After a brief stint as a high school coach in Ste. Genevieve and a master’s degree in special education from Mizzou, Tom and Jackie and the girls arrived in Kirkwood, where he would spend most of his life for a job at the Special School District, where he would spend his entire career as teacher, coach, assistant principal, principal and systemwide administrator.
Tom was a creature of ritual: the spring break Bull Shoals family fishing trip, the treks to Ste. Genevieve for Christmas trees, the weekly golf groups, the daily morning newspaper and coffee followed by workouts at the YMCA.
Principal Tucker’s ritual at Wirtz was Fridays after work with his teachers at the Creve Coeur Inn. The 5-ounce beer glasses and pitchers of Busch*. As Mike Dupper said, “we worked hard and partied hard.” As Dave Landolt said, Tom understood the importance of fellowship.
(* A note on Tom’s tastes: They evolved. There was the Budweiser bottles period. The Wild Turkey era. The wine tasting education from friends Chip and Tammy at the beach houses of his beloved Outer Banks. And, later, the sophisticated cocktails served by daughters and daughters’ spouses. His last order, at the ICU in Barnes Jewish Hospital, was for a gin and Lillet. He made sure son-in-law Wesley knew where the limes were.)
The date of Tom’s first Mizzou football tailgate remains lost to history. The last? This season. He was a decades long season ticket holder. Mike Shipp says he started tailgating with Tom the same year he was hired at Special School District. The ritual: Stop at Ben’s Butcher Shop for a pre-ordered 5-foot sub, pack up the chips and beverages in the station wagon, and head west.
They wore the colors, sometimes too well. Tom and Mike discovered sale-priced sweater vests at the Mizzou bookstore one tailgate Saturday. These were, by most objective measures, the ugliest sweaters ever known in the history of the university — which of course meant they had to buy them. Their wives walked 10 paces behind the boys on the trip to the stadium.
Everyone talks about Tom’s even temperament. At the way he would listen with his whole body. At how he seemed to have the right answer at the right moment. These words did not apply to two things: watching Mizzou sports, and his golf game.
Son-in-law John would witness enough outbursts to classify them: the tomahawk chops of club to sod and the helicopters, where the offending golf club flies into a bush, the fairway, a significant body of water. (Distance plus number of hands equaled severity.) He mellowed with age.
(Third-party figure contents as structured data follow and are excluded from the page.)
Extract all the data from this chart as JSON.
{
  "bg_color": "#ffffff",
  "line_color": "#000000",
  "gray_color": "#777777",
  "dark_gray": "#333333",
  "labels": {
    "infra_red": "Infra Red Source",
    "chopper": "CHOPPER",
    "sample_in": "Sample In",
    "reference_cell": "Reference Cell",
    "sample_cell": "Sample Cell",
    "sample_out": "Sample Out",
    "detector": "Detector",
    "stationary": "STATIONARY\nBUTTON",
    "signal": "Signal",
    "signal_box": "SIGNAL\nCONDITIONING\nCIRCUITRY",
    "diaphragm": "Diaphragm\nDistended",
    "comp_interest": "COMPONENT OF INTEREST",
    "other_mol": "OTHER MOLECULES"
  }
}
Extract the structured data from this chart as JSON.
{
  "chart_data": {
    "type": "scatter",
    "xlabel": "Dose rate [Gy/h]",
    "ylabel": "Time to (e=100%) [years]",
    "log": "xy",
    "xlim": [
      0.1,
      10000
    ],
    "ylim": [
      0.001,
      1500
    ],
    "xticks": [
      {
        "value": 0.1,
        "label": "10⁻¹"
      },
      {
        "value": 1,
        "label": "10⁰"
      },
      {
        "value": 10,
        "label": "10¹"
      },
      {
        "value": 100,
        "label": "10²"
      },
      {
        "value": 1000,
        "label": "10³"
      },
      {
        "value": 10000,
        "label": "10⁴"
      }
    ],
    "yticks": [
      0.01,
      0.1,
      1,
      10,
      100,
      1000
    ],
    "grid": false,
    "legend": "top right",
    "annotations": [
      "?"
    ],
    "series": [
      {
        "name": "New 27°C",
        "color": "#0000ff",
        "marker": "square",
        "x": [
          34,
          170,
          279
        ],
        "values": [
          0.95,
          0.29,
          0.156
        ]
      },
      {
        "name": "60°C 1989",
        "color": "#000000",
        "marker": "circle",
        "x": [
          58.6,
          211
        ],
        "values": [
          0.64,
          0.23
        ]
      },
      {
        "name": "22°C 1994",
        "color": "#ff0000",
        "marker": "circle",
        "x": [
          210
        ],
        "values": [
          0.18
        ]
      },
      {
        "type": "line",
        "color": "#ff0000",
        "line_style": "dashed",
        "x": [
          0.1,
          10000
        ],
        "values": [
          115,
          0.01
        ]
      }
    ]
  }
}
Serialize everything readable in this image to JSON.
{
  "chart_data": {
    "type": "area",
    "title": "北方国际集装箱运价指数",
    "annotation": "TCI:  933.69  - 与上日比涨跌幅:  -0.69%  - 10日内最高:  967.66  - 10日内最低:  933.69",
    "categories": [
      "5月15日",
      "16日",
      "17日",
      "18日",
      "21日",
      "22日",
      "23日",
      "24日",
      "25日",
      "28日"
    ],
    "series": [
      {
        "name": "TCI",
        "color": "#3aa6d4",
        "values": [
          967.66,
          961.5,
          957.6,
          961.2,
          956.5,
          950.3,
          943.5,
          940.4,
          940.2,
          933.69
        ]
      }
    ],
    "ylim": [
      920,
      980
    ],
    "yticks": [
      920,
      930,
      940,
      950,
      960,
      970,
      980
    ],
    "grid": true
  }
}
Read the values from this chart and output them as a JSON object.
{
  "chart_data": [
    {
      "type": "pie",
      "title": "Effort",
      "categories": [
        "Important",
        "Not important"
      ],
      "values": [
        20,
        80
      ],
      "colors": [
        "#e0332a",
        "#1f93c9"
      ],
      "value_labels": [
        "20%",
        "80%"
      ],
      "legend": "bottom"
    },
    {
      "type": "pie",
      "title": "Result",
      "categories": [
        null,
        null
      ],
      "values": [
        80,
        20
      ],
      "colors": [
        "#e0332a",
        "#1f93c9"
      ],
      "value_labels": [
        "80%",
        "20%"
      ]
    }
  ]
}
Although the zeal of an athlete never left Tom, he would come to enjoy golf as a pleasure rather than something to conquer.
There’s more that could be said. You’ll have to settle for clues: Santa Claus on Christmas Eve. The weimaraners, skeet shooting and bass fishing. Kirkwood United Methodist Church. Cutting wood for the winter fireplace. Horseback riding. Oxford, Miss., and Hatteras, N.C. Grandkids’ games and recitals and swim meets. Jazz and blues and John Denver.
The 1812 Overture, full volume, on the Fourth of July.
There’s one more thing that must be said. Tom taught many of us how to be a parent. We watched, we saw, we learned as he led by example, so that our families could be at least a little like his.